Introduction to NanoStringClustR

NanoStringClustR enables users to quickly and easily assess the performane of mutliple normalisation methods on nanostring nCounter data. NanoStringClustR performs nCounter scaling factor based normalisations using spike-in controls and housekeeping genes and uses wrappers for geNorm, variance stabilising normalisation (vsn), cyclic loess, quantile and RUV-III normalisation.
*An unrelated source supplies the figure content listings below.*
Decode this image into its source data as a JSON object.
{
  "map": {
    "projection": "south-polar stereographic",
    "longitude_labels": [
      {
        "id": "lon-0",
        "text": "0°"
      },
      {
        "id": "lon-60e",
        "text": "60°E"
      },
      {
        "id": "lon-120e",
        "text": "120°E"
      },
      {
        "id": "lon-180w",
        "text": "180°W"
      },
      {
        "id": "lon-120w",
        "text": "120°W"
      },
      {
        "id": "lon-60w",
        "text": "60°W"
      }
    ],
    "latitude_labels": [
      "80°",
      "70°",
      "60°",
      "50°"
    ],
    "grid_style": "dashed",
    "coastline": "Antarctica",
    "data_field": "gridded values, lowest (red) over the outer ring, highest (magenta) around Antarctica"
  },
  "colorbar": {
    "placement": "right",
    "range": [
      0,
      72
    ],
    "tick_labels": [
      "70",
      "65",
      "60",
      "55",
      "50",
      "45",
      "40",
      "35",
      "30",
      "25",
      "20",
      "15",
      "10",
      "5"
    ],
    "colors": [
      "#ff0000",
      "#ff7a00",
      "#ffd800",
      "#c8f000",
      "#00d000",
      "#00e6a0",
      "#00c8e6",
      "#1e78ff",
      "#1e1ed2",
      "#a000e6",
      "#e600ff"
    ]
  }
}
A combination of a cluster validity index and Relative Log Expression are used to rank normalisations. NanoStringClustR also enables the effect of normalization on differential gene expression to be assessed by implementing a wrapper for limma. NanoStringClustR currently supports NanoString nCounter mRNA and miRNA data, although it has only been tested with mRNA data.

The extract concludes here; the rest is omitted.